Fulacht fia, Maulcallee, Co. Kerry
Co. Kerry |
Settlement Sites
On the north-east-facing slopes of Knocknagullion in County Kerry, a low mound of blackened, fire-cracked stone sits half-swallowed by blanket bog, its horseshoe shape still legible beneath a cover of gorse and heather.
This is a fulacht fia, a type of prehistoric cooking site found in enormous numbers across Ireland, typically dating from the Bronze Age. The standard interpretation is that stones were heated in a fire, then dropped into a water-filled trough to bring it to a boil, with the discarded, shattered stones accumulating over time into the characteristic crescent mound.
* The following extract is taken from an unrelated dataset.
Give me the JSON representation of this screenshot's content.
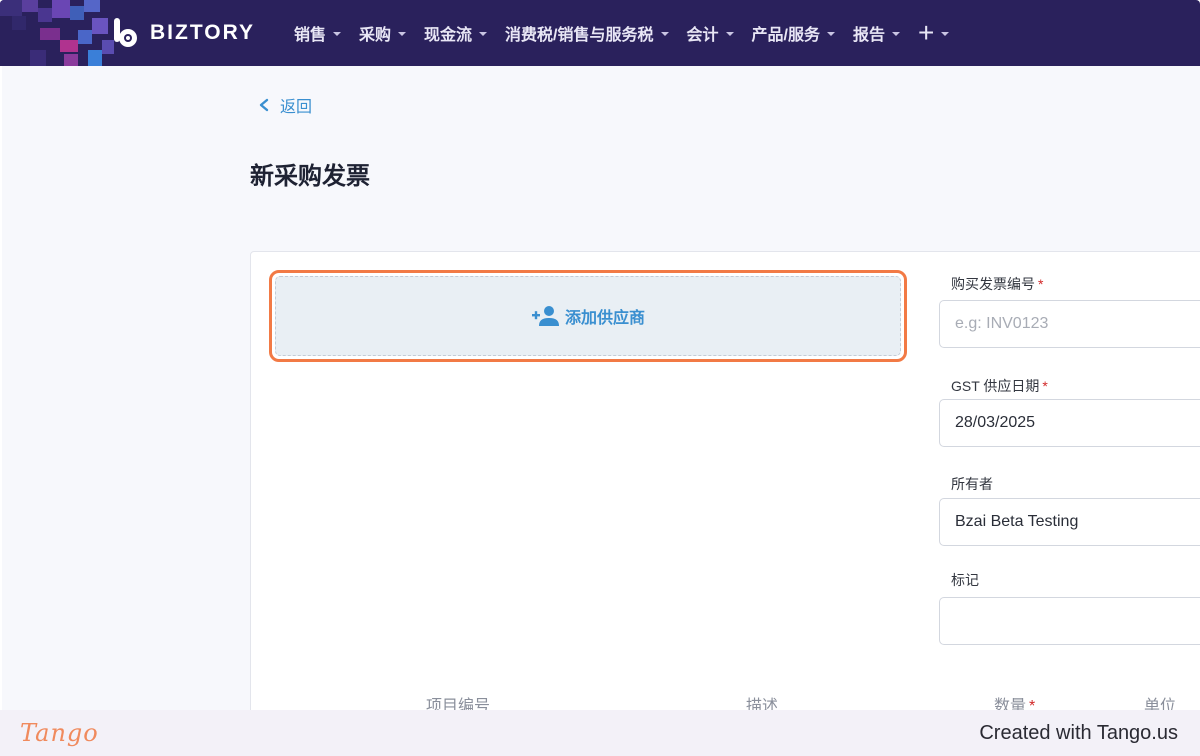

The one at Maulcallee measures roughly 12.6 metres along its north-east to south-west axis and stands about 1.25 metres proud of the surrounding bog surface, dimensions that suggest sustained, repeated use over a considerable period.
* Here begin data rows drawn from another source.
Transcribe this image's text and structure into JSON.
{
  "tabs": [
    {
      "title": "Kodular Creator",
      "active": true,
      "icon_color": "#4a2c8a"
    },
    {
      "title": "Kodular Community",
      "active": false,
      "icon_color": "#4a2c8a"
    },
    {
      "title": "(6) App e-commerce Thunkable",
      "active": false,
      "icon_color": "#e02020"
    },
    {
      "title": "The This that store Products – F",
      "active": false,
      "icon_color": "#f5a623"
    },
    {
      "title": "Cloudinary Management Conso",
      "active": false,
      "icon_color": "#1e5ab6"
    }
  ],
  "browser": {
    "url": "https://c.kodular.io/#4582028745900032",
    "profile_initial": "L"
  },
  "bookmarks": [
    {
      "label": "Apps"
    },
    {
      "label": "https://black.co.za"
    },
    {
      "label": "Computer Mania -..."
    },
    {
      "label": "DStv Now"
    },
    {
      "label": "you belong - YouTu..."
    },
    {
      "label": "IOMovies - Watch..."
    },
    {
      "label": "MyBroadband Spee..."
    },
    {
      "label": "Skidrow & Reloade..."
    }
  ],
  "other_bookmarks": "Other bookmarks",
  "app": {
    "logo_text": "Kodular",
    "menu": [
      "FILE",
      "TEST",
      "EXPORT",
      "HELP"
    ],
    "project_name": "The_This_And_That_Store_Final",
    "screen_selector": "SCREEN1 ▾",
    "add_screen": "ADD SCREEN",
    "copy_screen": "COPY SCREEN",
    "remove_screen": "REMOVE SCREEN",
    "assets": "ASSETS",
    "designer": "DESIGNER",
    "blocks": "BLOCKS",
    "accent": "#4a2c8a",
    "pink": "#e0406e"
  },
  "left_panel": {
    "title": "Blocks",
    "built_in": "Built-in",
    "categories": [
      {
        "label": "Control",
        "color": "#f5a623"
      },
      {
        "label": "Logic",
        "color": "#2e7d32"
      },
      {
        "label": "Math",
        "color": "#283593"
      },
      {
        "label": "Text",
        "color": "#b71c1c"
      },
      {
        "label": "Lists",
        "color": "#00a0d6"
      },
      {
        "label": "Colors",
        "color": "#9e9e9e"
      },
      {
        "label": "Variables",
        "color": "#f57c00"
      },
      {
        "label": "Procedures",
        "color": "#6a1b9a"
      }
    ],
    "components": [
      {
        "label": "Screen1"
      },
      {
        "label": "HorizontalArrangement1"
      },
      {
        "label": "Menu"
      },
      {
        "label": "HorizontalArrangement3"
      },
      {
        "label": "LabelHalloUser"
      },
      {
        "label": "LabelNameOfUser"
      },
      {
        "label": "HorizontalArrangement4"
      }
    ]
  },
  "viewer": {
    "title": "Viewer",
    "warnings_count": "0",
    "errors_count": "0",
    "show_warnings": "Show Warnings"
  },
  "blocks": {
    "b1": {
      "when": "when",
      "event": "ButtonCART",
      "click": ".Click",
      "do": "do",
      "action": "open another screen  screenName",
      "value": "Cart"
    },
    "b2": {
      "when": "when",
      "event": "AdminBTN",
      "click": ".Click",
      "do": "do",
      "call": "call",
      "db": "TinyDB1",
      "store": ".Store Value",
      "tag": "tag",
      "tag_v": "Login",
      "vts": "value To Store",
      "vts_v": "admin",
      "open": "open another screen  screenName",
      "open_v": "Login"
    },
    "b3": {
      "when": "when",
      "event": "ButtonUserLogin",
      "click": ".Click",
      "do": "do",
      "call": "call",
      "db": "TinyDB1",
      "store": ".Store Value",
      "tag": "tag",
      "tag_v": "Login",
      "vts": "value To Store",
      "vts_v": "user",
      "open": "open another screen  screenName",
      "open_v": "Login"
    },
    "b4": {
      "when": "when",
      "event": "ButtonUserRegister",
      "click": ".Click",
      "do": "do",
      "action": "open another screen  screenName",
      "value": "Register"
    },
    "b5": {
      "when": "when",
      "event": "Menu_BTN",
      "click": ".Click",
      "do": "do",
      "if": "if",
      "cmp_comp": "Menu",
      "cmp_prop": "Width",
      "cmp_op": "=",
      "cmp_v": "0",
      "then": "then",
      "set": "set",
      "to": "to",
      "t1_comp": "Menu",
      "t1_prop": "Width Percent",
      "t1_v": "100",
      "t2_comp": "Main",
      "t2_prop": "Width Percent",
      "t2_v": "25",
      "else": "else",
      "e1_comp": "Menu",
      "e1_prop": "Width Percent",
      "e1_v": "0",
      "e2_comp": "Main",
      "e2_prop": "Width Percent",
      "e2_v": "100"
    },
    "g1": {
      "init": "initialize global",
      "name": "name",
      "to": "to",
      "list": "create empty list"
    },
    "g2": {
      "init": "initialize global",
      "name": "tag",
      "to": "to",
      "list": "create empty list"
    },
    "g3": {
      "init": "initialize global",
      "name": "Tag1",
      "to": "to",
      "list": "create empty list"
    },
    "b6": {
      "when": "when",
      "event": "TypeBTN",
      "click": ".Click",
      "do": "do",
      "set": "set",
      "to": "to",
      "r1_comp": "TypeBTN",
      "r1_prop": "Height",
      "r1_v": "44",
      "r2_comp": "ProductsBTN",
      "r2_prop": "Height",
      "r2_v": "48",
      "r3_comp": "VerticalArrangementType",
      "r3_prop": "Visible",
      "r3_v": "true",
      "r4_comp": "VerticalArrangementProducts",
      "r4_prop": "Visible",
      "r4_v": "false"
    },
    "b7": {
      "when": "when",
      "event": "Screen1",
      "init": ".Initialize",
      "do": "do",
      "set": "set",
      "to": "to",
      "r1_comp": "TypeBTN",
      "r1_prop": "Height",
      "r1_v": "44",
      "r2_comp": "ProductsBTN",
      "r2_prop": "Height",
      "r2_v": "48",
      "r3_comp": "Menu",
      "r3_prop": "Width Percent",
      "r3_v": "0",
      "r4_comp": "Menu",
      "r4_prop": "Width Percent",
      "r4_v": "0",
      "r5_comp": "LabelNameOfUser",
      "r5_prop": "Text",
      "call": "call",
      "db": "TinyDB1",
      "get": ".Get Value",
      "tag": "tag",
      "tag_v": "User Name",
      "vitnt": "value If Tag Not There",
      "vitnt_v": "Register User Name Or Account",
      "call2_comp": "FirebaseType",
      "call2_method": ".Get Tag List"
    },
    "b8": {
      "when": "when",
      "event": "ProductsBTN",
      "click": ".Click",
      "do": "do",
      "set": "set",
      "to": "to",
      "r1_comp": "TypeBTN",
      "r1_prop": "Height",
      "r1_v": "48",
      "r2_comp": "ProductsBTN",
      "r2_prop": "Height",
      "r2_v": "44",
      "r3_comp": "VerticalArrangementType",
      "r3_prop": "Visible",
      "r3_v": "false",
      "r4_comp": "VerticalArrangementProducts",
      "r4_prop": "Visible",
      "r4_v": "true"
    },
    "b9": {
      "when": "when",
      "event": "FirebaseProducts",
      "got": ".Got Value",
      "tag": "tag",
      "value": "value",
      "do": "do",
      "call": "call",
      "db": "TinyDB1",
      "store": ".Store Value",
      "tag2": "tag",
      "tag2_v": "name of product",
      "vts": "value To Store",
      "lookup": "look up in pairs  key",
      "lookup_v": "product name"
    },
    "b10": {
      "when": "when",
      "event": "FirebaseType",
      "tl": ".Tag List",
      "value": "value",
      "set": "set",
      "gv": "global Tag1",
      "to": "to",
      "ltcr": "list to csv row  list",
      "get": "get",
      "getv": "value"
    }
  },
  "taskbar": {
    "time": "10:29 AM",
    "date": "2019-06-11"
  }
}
What makes the setting quietly compelling is the way this single feature sits within a much wider and older landscape. The mound lies inside a network of relict field boundaries, the ghostly outlines of land that was once organised, divided, and worked, long before the bog crept over it. The opening of the horseshoe, around 3.4 metres wide, faces north-west towards a stream, which is exactly where you would expect it to face; proximity to running water was a practical necessity for any fulacht fia. A hut site recorded approximately 30 metres to the north-west completes a small cluster of evidence suggesting that this patch of Kerry hillside was, at some point in prehistory, a place of habitation as well as activity, not merely a waypoint but something closer to a home.